Where do you see room for women’s football to improve over the next decade?

“The biggest progress has been made in terms of speed of play, and in that sense we can still progress. When I watch a DVD of the World Cup from 15-16 years ago, the game was pretty, but very slow. The same goes for men’s football.”

Analysis of all FIFA and UEFA championships over the past decade leads to the conclusion that, together with the fitness levels of the players, the game itself is also changing.

“I believe that in women’s football a visible shift will come in terms of the physical dispositions of players. For example, ten years ago you couldn’t see a girl sending a pass 45 to 50 metres, while today every team at the highest level and every player can deliver a cross-field pass. This is not just about power, but rather the type of training, as well as how much time is spent training. When the game speeds up, more fans will also follow women’s football.”

Comparing men’s and women’s football

“Initially journalists would often ask me what the difference is between men’s and women’s football, to which I would respond with the question of which men’s squad we are comparing with the women’s national team?

Is this a team that plays fourth division or is it the U19 national team? In order to notice the progress of women’s football, you have to stop looking at it from the perspective of men’s sport, because one thing will not change – the body of a woman will never become the body of a man.”

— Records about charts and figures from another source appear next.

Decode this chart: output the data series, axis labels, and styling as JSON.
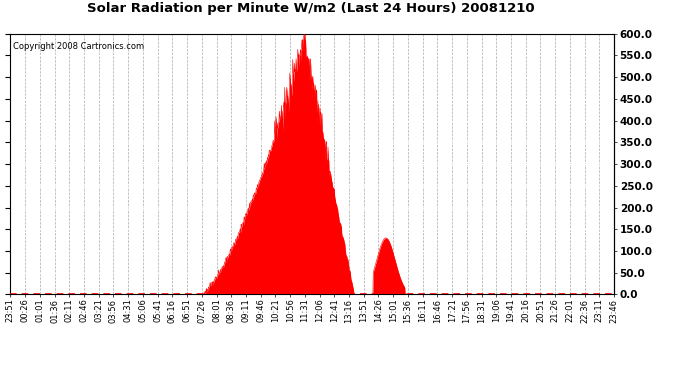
{
  "title": "Solar Radiation per Minute W/m2 (Last 24 Hours) 20081210",
  "copyright": "Copyright 2008 Cartronics.com",
  "background_color": "#ffffff",
  "plot_bg_color": "#ffffff",
  "fill_color": "#ff0000",
  "line_color": "#ff0000",
  "dashed_line_color": "#ff0000",
  "grid_color_v": "#aaaaaa",
  "grid_color_h": "#ffffff",
  "ylim": [
    0.0,
    600.0
  ],
  "yticks": [
    0.0,
    50.0,
    100.0,
    150.0,
    200.0,
    250.0,
    300.0,
    350.0,
    400.0,
    450.0,
    500.0,
    550.0,
    600.0
  ],
  "x_labels": [
    "23:51",
    "00:26",
    "01:01",
    "01:36",
    "02:11",
    "02:46",
    "03:21",
    "03:56",
    "04:31",
    "05:06",
    "05:41",
    "06:16",
    "06:51",
    "07:26",
    "08:01",
    "08:36",
    "09:11",
    "09:46",
    "10:21",
    "10:56",
    "11:31",
    "12:06",
    "12:41",
    "13:16",
    "13:51",
    "14:26",
    "15:01",
    "15:36",
    "16:11",
    "16:46",
    "17:21",
    "17:56",
    "18:31",
    "19:06",
    "19:41",
    "20:16",
    "20:51",
    "21:26",
    "22:01",
    "22:36",
    "23:11",
    "23:46"
  ],
  "n_points": 1440
}
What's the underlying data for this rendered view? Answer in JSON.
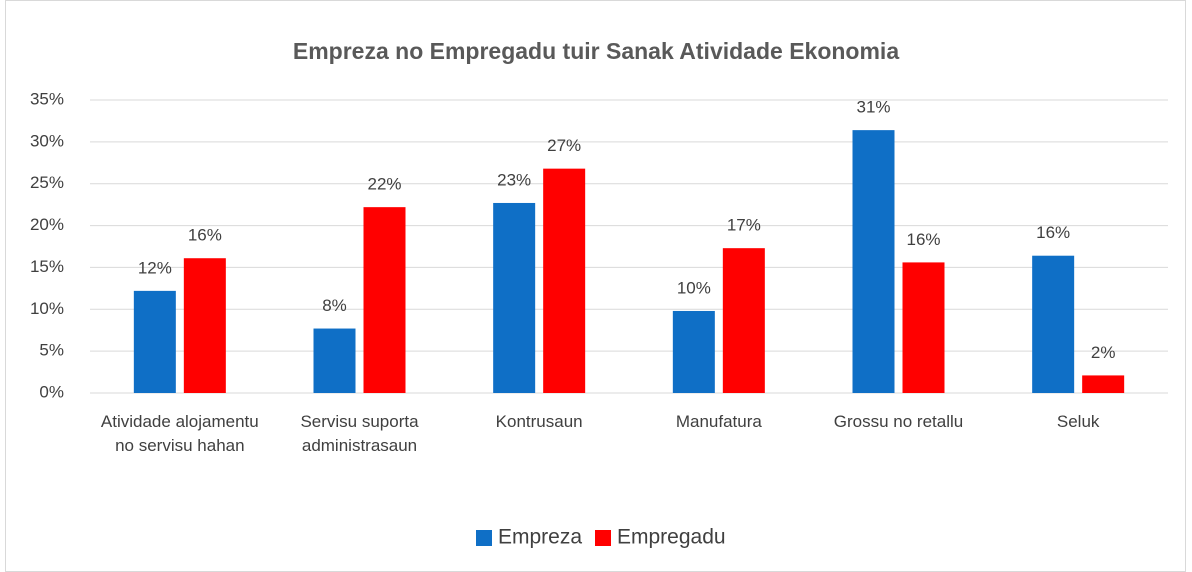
{
  "chart_data": {
    "type": "bar",
    "title": "Empreza no Empregadu tuir Sanak Atividade Ekonomia",
    "categories": [
      "Atividade alojamentu no servisu hahan",
      "Servisu suporta administrasaun",
      "Kontrusaun",
      "Manufatura",
      "Grossu no retallu",
      "Seluk"
    ],
    "series": [
      {
        "name": "Empreza",
        "color": "#0f6fc6",
        "values": [
          12.2,
          7.7,
          22.7,
          9.8,
          31.4,
          16.4
        ],
        "value_labels": [
          "12%",
          "8%",
          "23%",
          "10%",
          "31%",
          "16%"
        ]
      },
      {
        "name": "Empregadu",
        "color": "#ff0000",
        "values": [
          16.1,
          22.2,
          26.8,
          17.3,
          15.6,
          2.1
        ],
        "value_labels": [
          "16%",
          "22%",
          "27%",
          "17%",
          "16%",
          "2%"
        ]
      }
    ],
    "ylim": [
      0,
      35
    ],
    "yticks": [
      {
        "value": 0,
        "label": "0%"
      },
      {
        "value": 5,
        "label": "5%"
      },
      {
        "value": 10,
        "label": "10%"
      },
      {
        "value": 15,
        "label": "15%"
      },
      {
        "value": 20,
        "label": "20%"
      },
      {
        "value": 25,
        "label": "25%"
      },
      {
        "value": 30,
        "label": "30%"
      },
      {
        "value": 35,
        "label": "35%"
      }
    ],
    "grid": true,
    "legend": "bottom"
  }
}
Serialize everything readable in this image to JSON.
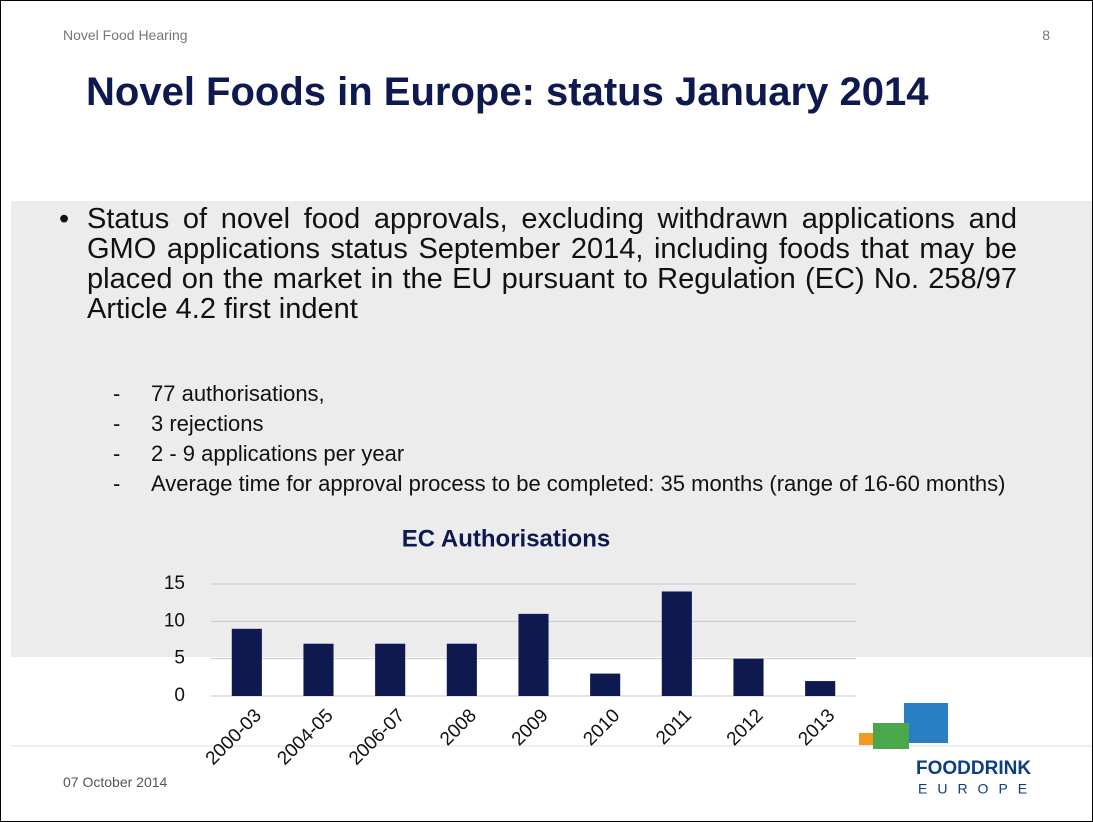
{
  "header": {
    "left": "Novel Food Hearing",
    "page": "8"
  },
  "title": "Novel Foods in Europe: status January 2014",
  "bullet": "Status of novel food approvals, excluding withdrawn applications and GMO applications status September 2014, including foods that may be placed on the market in the EU pursuant  to Regulation (EC) No. 258/97 Article 4.2 first indent",
  "sub_bullets": [
    "77 authorisations,",
    "3 rejections",
    "2 - 9 applications per year",
    "Average time for approval process to be completed: 35 months (range of 16-60 months)"
  ],
  "chart_data": {
    "type": "bar",
    "title": "EC Authorisations",
    "categories": [
      "2000-03",
      "2004-05",
      "2006-07",
      "2008",
      "2009",
      "2010",
      "2011",
      "2012",
      "2013"
    ],
    "values": [
      9,
      7,
      7,
      7,
      11,
      3,
      14,
      5,
      2
    ],
    "color": "#0e1a4f",
    "ylim": [
      0,
      15
    ],
    "yticks": [
      0,
      5,
      10,
      15
    ],
    "grid": true
  },
  "footer": {
    "date": "07 October 2014",
    "logo_top": "FOODDRINK",
    "logo_bottom": "EUROPE"
  }
}
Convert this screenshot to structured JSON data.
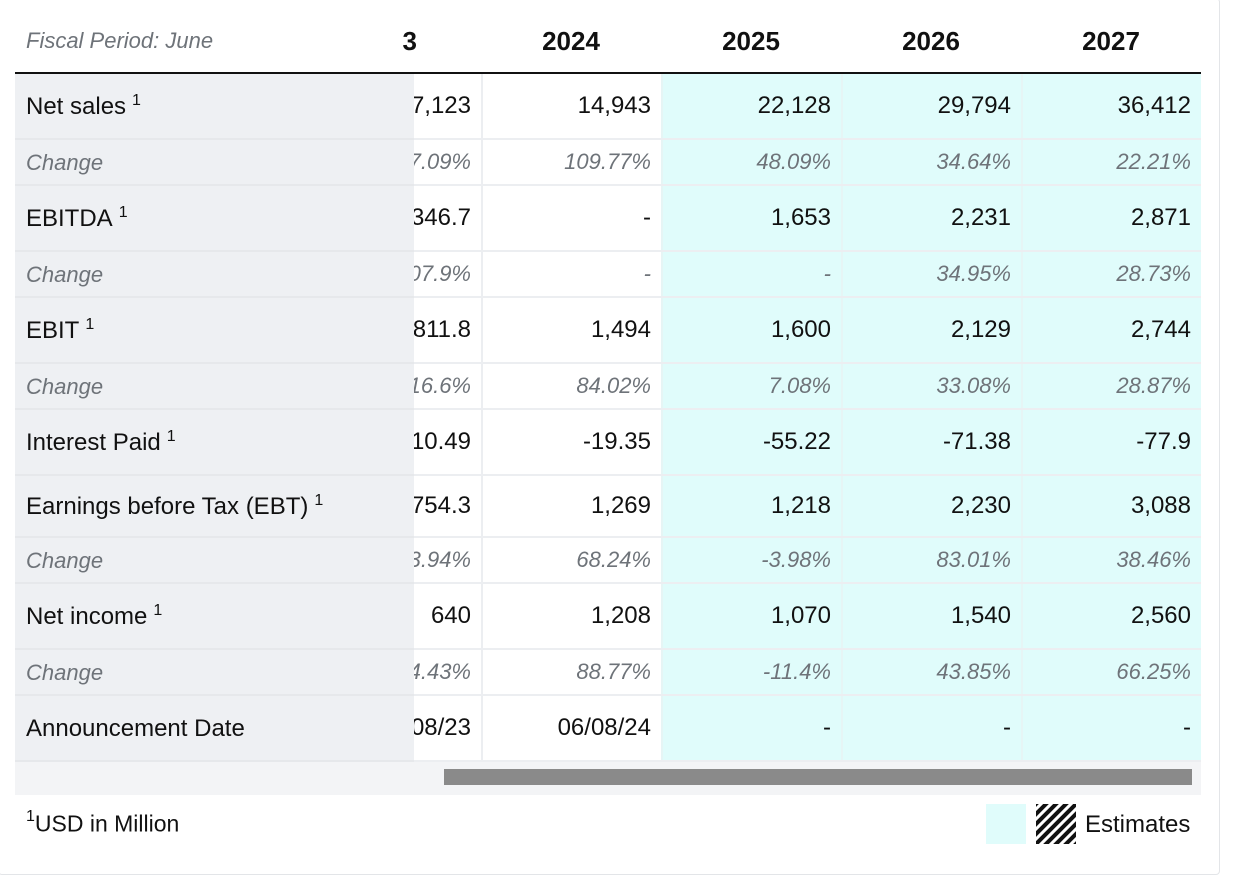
{
  "header": {
    "fiscal_period": "Fiscal Period: June",
    "years": [
      "3",
      "2024",
      "2025",
      "2026",
      "2027"
    ]
  },
  "rows": [
    {
      "label": "Net sales",
      "sup": "1",
      "type": "main",
      "values": [
        "7,123",
        "14,943",
        "22,128",
        "29,794",
        "36,412"
      ]
    },
    {
      "label": "Change",
      "sup": "",
      "type": "change",
      "values": [
        "7.09%",
        "109.77%",
        "48.09%",
        "34.64%",
        "22.21%"
      ]
    },
    {
      "label": "EBITDA",
      "sup": "1",
      "type": "main",
      "values": [
        "346.7",
        "-",
        "1,653",
        "2,231",
        "2,871"
      ]
    },
    {
      "label": "Change",
      "sup": "",
      "type": "change",
      "values": [
        "07.9%",
        "-",
        "-",
        "34.95%",
        "28.73%"
      ]
    },
    {
      "label": "EBIT",
      "sup": "1",
      "type": "main",
      "values": [
        "811.8",
        "1,494",
        "1,600",
        "2,129",
        "2,744"
      ]
    },
    {
      "label": "Change",
      "sup": "",
      "type": "change",
      "values": [
        "16.6%",
        "84.02%",
        "7.08%",
        "33.08%",
        "28.87%"
      ]
    },
    {
      "label": "Interest Paid",
      "sup": "1",
      "type": "main",
      "values": [
        "10.49",
        "-19.35",
        "-55.22",
        "-71.38",
        "-77.9"
      ]
    },
    {
      "label": "Earnings before Tax (EBT)",
      "sup": "1",
      "type": "main",
      "values": [
        "754.3",
        "1,269",
        "1,218",
        "2,230",
        "3,088"
      ]
    },
    {
      "label": "Change",
      "sup": "",
      "type": "change",
      "values": [
        "3.94%",
        "68.24%",
        "-3.98%",
        "83.01%",
        "38.46%"
      ]
    },
    {
      "label": "Net income",
      "sup": "1",
      "type": "main",
      "values": [
        "640",
        "1,208",
        "1,070",
        "1,540",
        "2,560"
      ]
    },
    {
      "label": "Change",
      "sup": "",
      "type": "change",
      "values": [
        "4.43%",
        "88.77%",
        "-11.4%",
        "43.85%",
        "66.25%"
      ]
    },
    {
      "label": "Announcement Date",
      "sup": "",
      "type": "main",
      "values": [
        "08/23",
        "06/08/24",
        "-",
        "-",
        "-"
      ]
    }
  ],
  "footnote": {
    "sup": "1",
    "text": "USD in Million"
  },
  "legend": {
    "label": "Estimates",
    "estimate_color": "#e0fcfb"
  }
}
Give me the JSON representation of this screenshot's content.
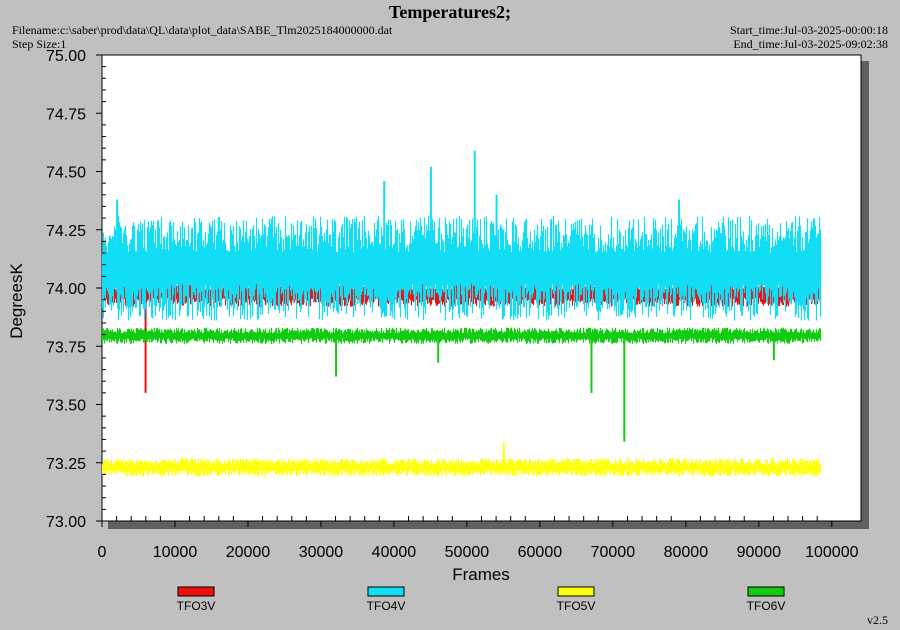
{
  "header": {
    "title": "Temperatures2;",
    "filename": "Filename:c:\\saber\\prod\\data\\QL\\data\\plot_data\\SABE_Tlm2025184000000.dat",
    "step_size": "Step Size:1",
    "start_time": "Start_time:Jul-03-2025-00:00:18",
    "end_time": "End_time:Jul-03-2025-09:02:38",
    "version": "v2.5"
  },
  "chart_data": {
    "type": "line",
    "title": "Temperatures2;",
    "xlabel": "Frames",
    "ylabel": "DegreesK",
    "xlim": [
      0,
      104000
    ],
    "ylim": [
      73.0,
      75.0
    ],
    "x_ticks": [
      "0",
      "10000",
      "20000",
      "30000",
      "40000",
      "50000",
      "60000",
      "70000",
      "80000",
      "90000",
      "100000"
    ],
    "y_ticks": [
      "73.00",
      "73.25",
      "73.50",
      "73.75",
      "74.00",
      "74.25",
      "74.50",
      "74.75",
      "75.00"
    ],
    "grid": false,
    "legend_position": "bottom",
    "x_range_data": [
      0,
      98500
    ],
    "series": [
      {
        "name": "TFO3V",
        "color": "#ee1111",
        "band": [
          73.92,
          74.03
        ],
        "outliers": [
          {
            "x": 5900,
            "y": 73.55
          }
        ]
      },
      {
        "name": "TFO4V",
        "color": "#11ddf5",
        "band": [
          73.86,
          74.31
        ],
        "outliers": [
          {
            "x": 2000,
            "y": 74.38
          },
          {
            "x": 38600,
            "y": 74.46
          },
          {
            "x": 45000,
            "y": 74.52
          },
          {
            "x": 51000,
            "y": 74.59
          },
          {
            "x": 54000,
            "y": 74.4
          },
          {
            "x": 79000,
            "y": 74.38
          }
        ]
      },
      {
        "name": "TFO5V",
        "color": "#ffff11",
        "band": [
          73.19,
          73.27
        ],
        "outliers": [
          {
            "x": 55000,
            "y": 73.34
          }
        ]
      },
      {
        "name": "TFO6V",
        "color": "#11cc11",
        "band": [
          73.76,
          73.83
        ],
        "outliers": [
          {
            "x": 32000,
            "y": 73.62
          },
          {
            "x": 46000,
            "y": 73.68
          },
          {
            "x": 67000,
            "y": 73.55
          },
          {
            "x": 71500,
            "y": 73.34
          },
          {
            "x": 92000,
            "y": 73.69
          }
        ]
      }
    ]
  }
}
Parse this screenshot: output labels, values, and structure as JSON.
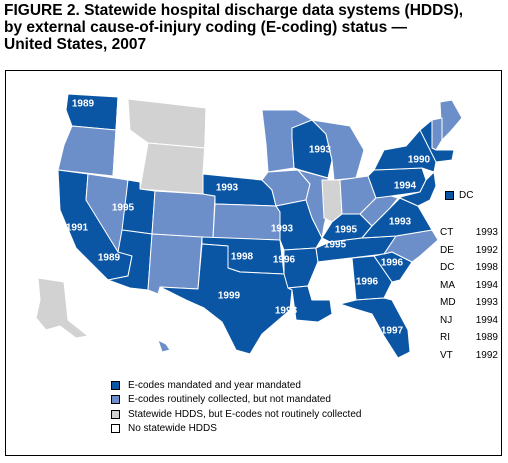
{
  "figure": {
    "title_lines": [
      "FIGURE 2. Statewide hospital discharge data systems (HDDS),",
      "by external cause-of-injury coding (E-coding) status —",
      "United States, 2007"
    ]
  },
  "colors": {
    "mandated": "#0b56a4",
    "routine": "#6d8fc9",
    "not_routine": "#d2d2d2",
    "none": "#ffffff"
  },
  "legend": [
    {
      "key": "mandated",
      "label": "E-codes mandated and year mandated"
    },
    {
      "key": "routine",
      "label": "E-codes routinely collected, but not mandated"
    },
    {
      "key": "not_routine",
      "label": "Statewide HDDS, but E-codes not routinely collected"
    },
    {
      "key": "none",
      "label": "No statewide HDDS"
    }
  ],
  "dc_key": {
    "label": "DC"
  },
  "small_states": [
    {
      "state": "CT",
      "year": "1993"
    },
    {
      "state": "DE",
      "year": "1992"
    },
    {
      "state": "DC",
      "year": "1998"
    },
    {
      "state": "MA",
      "year": "1994"
    },
    {
      "state": "MD",
      "year": "1993"
    },
    {
      "state": "NJ",
      "year": "1994"
    },
    {
      "state": "RI",
      "year": "1989"
    },
    {
      "state": "VT",
      "year": "1992"
    }
  ],
  "states": [
    {
      "id": "WA",
      "status": "mandated",
      "year": "1989"
    },
    {
      "id": "OR",
      "status": "routine",
      "year": ""
    },
    {
      "id": "CA",
      "status": "mandated",
      "year": "1991"
    },
    {
      "id": "NV",
      "status": "routine",
      "year": ""
    },
    {
      "id": "ID",
      "status": "none",
      "year": ""
    },
    {
      "id": "MT",
      "status": "not_routine",
      "year": ""
    },
    {
      "id": "WY",
      "status": "not_routine",
      "year": ""
    },
    {
      "id": "UT",
      "status": "mandated",
      "year": "1995"
    },
    {
      "id": "AZ",
      "status": "mandated",
      "year": "1989"
    },
    {
      "id": "CO",
      "status": "routine",
      "year": ""
    },
    {
      "id": "NM",
      "status": "routine",
      "year": ""
    },
    {
      "id": "ND",
      "status": "none",
      "year": ""
    },
    {
      "id": "SD",
      "status": "none",
      "year": ""
    },
    {
      "id": "NE",
      "status": "mandated",
      "year": "1993"
    },
    {
      "id": "KS",
      "status": "routine",
      "year": ""
    },
    {
      "id": "OK",
      "status": "mandated",
      "year": "1998"
    },
    {
      "id": "TX",
      "status": "mandated",
      "year": "1999"
    },
    {
      "id": "MN",
      "status": "routine",
      "year": ""
    },
    {
      "id": "IA",
      "status": "routine",
      "year": ""
    },
    {
      "id": "MO",
      "status": "mandated",
      "year": "1993"
    },
    {
      "id": "AR",
      "status": "mandated",
      "year": "1996"
    },
    {
      "id": "LA",
      "status": "mandated",
      "year": "1998"
    },
    {
      "id": "WI",
      "status": "mandated",
      "year": "1993"
    },
    {
      "id": "IL",
      "status": "routine",
      "year": ""
    },
    {
      "id": "MI",
      "status": "routine",
      "year": ""
    },
    {
      "id": "IN",
      "status": "not_routine",
      "year": ""
    },
    {
      "id": "OH",
      "status": "routine",
      "year": ""
    },
    {
      "id": "KY",
      "status": "mandated",
      "year": "1995"
    },
    {
      "id": "TN",
      "status": "mandated",
      "year": "1995"
    },
    {
      "id": "MS",
      "status": "none",
      "year": ""
    },
    {
      "id": "AL",
      "status": "none",
      "year": ""
    },
    {
      "id": "GA",
      "status": "mandated",
      "year": "1996"
    },
    {
      "id": "FL",
      "status": "mandated",
      "year": "1997"
    },
    {
      "id": "SC",
      "status": "mandated",
      "year": "1996"
    },
    {
      "id": "NC",
      "status": "routine",
      "year": ""
    },
    {
      "id": "VA",
      "status": "mandated",
      "year": "1993"
    },
    {
      "id": "WV",
      "status": "routine",
      "year": ""
    },
    {
      "id": "PA",
      "status": "mandated",
      "year": "1994"
    },
    {
      "id": "NY",
      "status": "mandated",
      "year": "1990"
    },
    {
      "id": "ME",
      "status": "routine",
      "year": ""
    },
    {
      "id": "NH",
      "status": "routine",
      "year": ""
    },
    {
      "id": "NE_SMALL",
      "status": "mandated",
      "year": ""
    },
    {
      "id": "AK",
      "status": "not_routine",
      "year": ""
    },
    {
      "id": "HI",
      "status": "routine",
      "year": ""
    }
  ]
}
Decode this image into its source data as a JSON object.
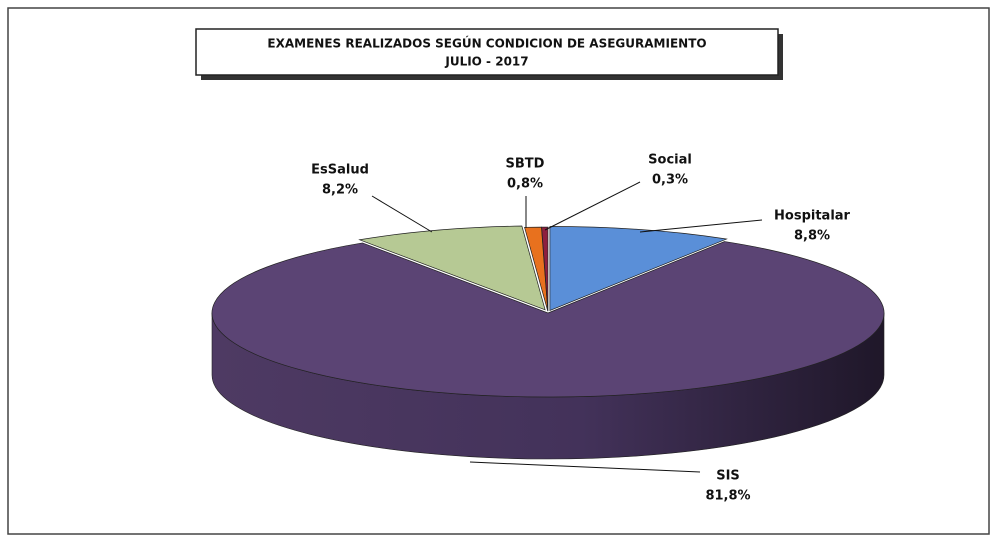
{
  "chart_data": {
    "type": "pie",
    "title": "EXAMENES REALIZADOS SEGÚN CONDICION DE ASEGURAMIENTO",
    "subtitle": "JULIO  -  2017",
    "categories": [
      "Hospitalar",
      "SIS",
      "EsSalud",
      "SBTD",
      "Social"
    ],
    "values": [
      8.8,
      81.8,
      8.2,
      0.8,
      0.3
    ],
    "value_labels": [
      "8,8%",
      "81,8%",
      "8,2%",
      "0,8%",
      "0,3%"
    ],
    "colors": [
      "#5a8fd8",
      "#5b4474",
      "#b6c994",
      "#e8711e",
      "#8e1f3e"
    ]
  }
}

To conclude, as a legendary goalkeeper of the Belgian national team, do you consider there to be a difference when it comes to coaching male and female goalkeepers?

Anna Noé FIFA Seminar Football Association of Serbia

A coach must always be creative and adapt to the conditions | Photo: Ruža Ilić/Sportifico

“No. The elements of training are identical; the only area in which girls differ from boys, and for which extra work is required, is in the positioning of the keeper to defend high balls, because girls are not as tall as guys and so they must adapt when defending in front of the goal.

“At the recent FIFA U17 Women’s World Cup many goals were scored via high shots, or due to goalkeeping errors in defending and positioning in such situations. What makes a girl a top goalkeeper today is neither technique nor physical abilities, rather it is exclusively about reading the game.”